Выбрать главу

Со временем монахи покинули леса, на какое-то время остался было один, да и тот погодя подался в село портняжничать. Ненастье же сорвало кровлю со скитка, обвалившиеся стены его неожиданно изнутри проросли рябиной. Вросшие в камень деревца весной цвели пушистым цветом, а осенью краснели гроздьями ягод.

Память людская забыла и монахов, и Гальчевского, и скиток, и только в тридцать втором году о нем вспомнил Семен Магазанник: ведь под скит-ком было подземелье, где монахи держали зерно и продукты. Так зачем ему копать в лесах яму, если можно в подземелье запрятать зерно — и добытое мошенничеством, и собранное на лесных полянах и вырубках? Ровно сто мешков ржи, пшеницы и проса заложил Магазанник в монашеское подземелье, а дверцы к нему засыпал землей, гнильем и штукатуркой. Если даже оптом продать это зерно спекулянтам, то получишь сто тысяч, а можно же и по пудику, по полпудика сбывать людям, тогда еще набежит несколько тысяч. Надо хватать их, потому что второго такого года уже не будет. Может, после него поехать на Кавказ или в Крым, купить дом и спокойно, в тепле да добре, доживать век возле синего моря? Правда, там не будет такой роскоши, как в этих лесах, зато будет покой для сердца. А то разве далеко Винница от Полтавы? Может, кто-то и выжил из тех смертников, что когда-то попали в лапы гетманской стражи. Может, кто-то из друзей Човняра прибьется к нему — покупать хлеб, а возьмет жизнь?

Судьба не говорит человеку о своих путях. Почему-то он сейчас трусливым стал. Или это уже старость усаживается на плечи, или голод тревожит большим, да сомнительным рублем и сомнительным покупателем?

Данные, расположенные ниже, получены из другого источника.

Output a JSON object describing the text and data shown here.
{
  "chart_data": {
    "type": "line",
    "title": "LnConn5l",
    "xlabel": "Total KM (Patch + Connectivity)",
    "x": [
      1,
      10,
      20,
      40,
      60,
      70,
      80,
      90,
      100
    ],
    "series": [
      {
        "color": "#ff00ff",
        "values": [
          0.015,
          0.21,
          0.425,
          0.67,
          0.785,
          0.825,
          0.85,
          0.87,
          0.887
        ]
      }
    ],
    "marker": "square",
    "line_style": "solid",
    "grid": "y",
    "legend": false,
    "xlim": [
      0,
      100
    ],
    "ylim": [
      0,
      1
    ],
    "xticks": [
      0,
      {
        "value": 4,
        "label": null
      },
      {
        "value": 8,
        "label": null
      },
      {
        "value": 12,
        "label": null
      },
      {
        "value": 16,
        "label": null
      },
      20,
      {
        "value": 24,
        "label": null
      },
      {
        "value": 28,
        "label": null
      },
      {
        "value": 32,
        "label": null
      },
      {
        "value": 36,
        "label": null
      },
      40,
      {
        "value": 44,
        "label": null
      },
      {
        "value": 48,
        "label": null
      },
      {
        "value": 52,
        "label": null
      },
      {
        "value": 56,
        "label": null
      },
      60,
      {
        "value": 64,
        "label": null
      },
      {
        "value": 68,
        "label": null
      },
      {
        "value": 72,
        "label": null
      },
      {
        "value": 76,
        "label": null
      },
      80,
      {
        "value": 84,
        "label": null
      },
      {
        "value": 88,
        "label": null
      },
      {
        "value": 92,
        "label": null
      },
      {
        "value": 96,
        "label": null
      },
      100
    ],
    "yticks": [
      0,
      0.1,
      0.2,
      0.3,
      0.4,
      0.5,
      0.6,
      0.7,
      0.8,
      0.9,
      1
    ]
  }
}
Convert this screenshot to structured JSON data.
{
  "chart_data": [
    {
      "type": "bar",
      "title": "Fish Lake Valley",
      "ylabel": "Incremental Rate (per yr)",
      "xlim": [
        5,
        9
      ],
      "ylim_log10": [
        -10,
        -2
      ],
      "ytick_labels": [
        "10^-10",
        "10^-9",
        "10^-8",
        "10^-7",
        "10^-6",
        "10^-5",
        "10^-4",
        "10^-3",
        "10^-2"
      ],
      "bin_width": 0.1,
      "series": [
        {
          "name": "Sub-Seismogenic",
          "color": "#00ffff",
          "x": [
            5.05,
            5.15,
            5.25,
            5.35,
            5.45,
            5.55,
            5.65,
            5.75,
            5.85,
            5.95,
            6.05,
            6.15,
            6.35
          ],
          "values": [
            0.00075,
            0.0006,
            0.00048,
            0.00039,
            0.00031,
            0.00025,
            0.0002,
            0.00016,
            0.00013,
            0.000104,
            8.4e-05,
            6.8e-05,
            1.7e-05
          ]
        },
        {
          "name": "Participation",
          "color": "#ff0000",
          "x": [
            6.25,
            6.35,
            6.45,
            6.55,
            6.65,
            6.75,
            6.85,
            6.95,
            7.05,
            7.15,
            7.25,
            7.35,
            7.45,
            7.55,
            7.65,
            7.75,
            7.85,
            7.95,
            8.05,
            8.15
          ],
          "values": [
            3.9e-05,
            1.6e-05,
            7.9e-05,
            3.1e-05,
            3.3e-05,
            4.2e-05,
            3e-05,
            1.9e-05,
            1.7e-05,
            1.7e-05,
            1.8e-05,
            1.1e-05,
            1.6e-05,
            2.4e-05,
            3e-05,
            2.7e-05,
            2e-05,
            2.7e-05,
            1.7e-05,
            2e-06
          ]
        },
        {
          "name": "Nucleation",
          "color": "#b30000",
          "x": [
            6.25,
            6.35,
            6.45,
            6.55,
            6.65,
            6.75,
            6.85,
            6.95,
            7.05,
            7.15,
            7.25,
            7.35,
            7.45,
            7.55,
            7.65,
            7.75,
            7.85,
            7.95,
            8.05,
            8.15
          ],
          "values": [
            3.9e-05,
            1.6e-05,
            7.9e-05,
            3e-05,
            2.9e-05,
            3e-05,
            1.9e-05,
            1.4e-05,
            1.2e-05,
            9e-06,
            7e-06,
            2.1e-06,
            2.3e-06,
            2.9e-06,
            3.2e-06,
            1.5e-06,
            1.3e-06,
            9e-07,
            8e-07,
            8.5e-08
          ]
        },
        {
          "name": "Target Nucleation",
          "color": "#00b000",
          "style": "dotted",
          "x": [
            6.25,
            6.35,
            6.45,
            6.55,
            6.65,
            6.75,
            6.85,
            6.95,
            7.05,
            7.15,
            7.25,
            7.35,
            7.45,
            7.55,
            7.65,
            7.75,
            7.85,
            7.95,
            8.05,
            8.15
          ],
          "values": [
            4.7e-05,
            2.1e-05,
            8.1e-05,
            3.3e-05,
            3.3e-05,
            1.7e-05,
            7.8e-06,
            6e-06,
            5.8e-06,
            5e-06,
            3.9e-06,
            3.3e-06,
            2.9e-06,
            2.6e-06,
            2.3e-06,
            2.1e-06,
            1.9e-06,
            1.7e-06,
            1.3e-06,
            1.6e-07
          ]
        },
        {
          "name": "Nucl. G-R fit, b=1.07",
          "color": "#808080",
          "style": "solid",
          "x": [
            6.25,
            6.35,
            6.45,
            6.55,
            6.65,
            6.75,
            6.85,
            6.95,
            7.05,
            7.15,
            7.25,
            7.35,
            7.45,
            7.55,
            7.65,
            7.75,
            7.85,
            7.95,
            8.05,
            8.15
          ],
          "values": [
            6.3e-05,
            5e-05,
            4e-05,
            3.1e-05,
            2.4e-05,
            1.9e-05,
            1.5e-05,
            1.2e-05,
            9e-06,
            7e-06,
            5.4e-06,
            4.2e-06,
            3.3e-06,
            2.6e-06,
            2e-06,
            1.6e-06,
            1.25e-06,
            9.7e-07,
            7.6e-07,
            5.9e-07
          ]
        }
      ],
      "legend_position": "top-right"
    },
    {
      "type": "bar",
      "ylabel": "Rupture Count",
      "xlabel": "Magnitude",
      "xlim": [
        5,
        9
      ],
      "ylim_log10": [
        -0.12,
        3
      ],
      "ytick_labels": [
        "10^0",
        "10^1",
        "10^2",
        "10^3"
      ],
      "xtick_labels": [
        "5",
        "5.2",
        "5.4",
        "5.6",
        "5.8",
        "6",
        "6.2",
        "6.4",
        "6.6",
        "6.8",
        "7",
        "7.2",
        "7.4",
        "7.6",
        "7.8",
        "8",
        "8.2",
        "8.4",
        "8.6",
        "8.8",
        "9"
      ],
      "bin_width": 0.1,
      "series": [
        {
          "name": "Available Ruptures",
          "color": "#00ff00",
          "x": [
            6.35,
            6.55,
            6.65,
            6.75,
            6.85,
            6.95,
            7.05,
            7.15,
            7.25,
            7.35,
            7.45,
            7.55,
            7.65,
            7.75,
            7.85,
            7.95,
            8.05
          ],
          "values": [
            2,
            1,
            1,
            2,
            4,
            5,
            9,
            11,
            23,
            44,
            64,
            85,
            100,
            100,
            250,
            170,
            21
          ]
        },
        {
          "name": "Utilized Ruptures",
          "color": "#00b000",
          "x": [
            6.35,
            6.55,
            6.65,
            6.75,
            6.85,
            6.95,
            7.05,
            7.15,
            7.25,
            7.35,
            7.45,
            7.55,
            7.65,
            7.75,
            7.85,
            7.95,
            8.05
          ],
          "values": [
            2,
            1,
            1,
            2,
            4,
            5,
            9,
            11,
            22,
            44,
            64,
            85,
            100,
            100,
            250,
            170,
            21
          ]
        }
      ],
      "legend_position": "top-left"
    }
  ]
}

Нет, надо все-таки сбыть хлеб оптовикам, да и пробираться к синему морю. Там он затеряется в людской суете, как иголка в сене. Да вдруг у него защемило внутри, и сквозь поля, и сквозь леса пробился голубой блеск Оксаниных очей. Надолго же укоренилась ты в сердце, как вот та рябина на камне скитка…

«Не ты носишь корни, а корни тебя», — снова пришло на память Священное писание. «А может, еще раз сходить к ней? Наконец-то должны же лишения если не сломить, то надломить женщину, надломить ее честь. Прижмет нужда тело — и нечисть в душу забредет. Вот тогда и дознаешься, чего она стоит и все ли покупается-продается».

С такими мыслями он зашел в жилище, положил в карман свежую пампушку, снял с колышка ружье, проверил, заряжено ли, да и подался в дорогу за своей любовью или, может, за позором.

— Куда вы, тато? — остановил его Степочка. И теперь в его взгляде проскальзывало подозрение.

— В приселок должен пойти.

— А кто же две выпечки хлеба продаст?

— Продавай, Степочка, ты, а деньги себе на гулянки возьмешь, — расщедрился отец, в душе задабривая перед дорогой судьбу.

— Все?! — обрадовалось чадо, и подозрения в глазах как не бывало.

— Все.

— Хорошая будет у меня вербная неделя!

У Степочки от радости и удивления даже остановились мельнички ресниц: это же сразу четыреста рублей положит в карман! И радостно осклабился, прижимая к зубам губы в улыбке.

«Даже усмехнуться по-умному не умеет».

Магазанник грустно посмотрел на свое занозистое, падкое на копейку чадо, покачал головой. Нет у него настоящего наследника, а есть недоумок. Когда корень греховный, то и ветки греховные. На службу, только на службу надо его, шалопута, определить, а то если натолкнется на запрятанные деньги, то и клад заберет, и век твой укоротит. Ох, Оксана, Оксана…

Черноголовая, исхудавшая за зиму синичка, поворачиваясь то хвостиком, то головкой к нему, негромко, монотонно затвердила одно:

«Че-е-ло-век, че-е-ло-век, че-е-ло-век».

Не ошибаешься ли ты, пташка? Нет тут человека, а есть купцы-продавцы. Вот как растревожил неожиданный взгляд Оксаны. У нее он хочет найти для себя душевный затишек, да вряд ли его душа где-нибудь найдет покой.

На татарском броде он увидел в лодке Оксаниного Владимира. Мальчуган внимательно смотрел на поплавок и зябко кутался в куртку, которая казалась чересчур большой на его плечах. А лодка та же самая! Почему же он и до сих пор боится ее, как боится грозы? Время уже рвать суеверную пуповину. Время!

— Эй, хлопче, перевези!

Владимир поднял тяжеловатую теперь для его шеи голову, потом медленно смотал удочку, ударил веслом по зеленой волне. Молча причалил к берегу, молча оттолкнулся от него, только весло печально говорило: хов-хов, хов-хов.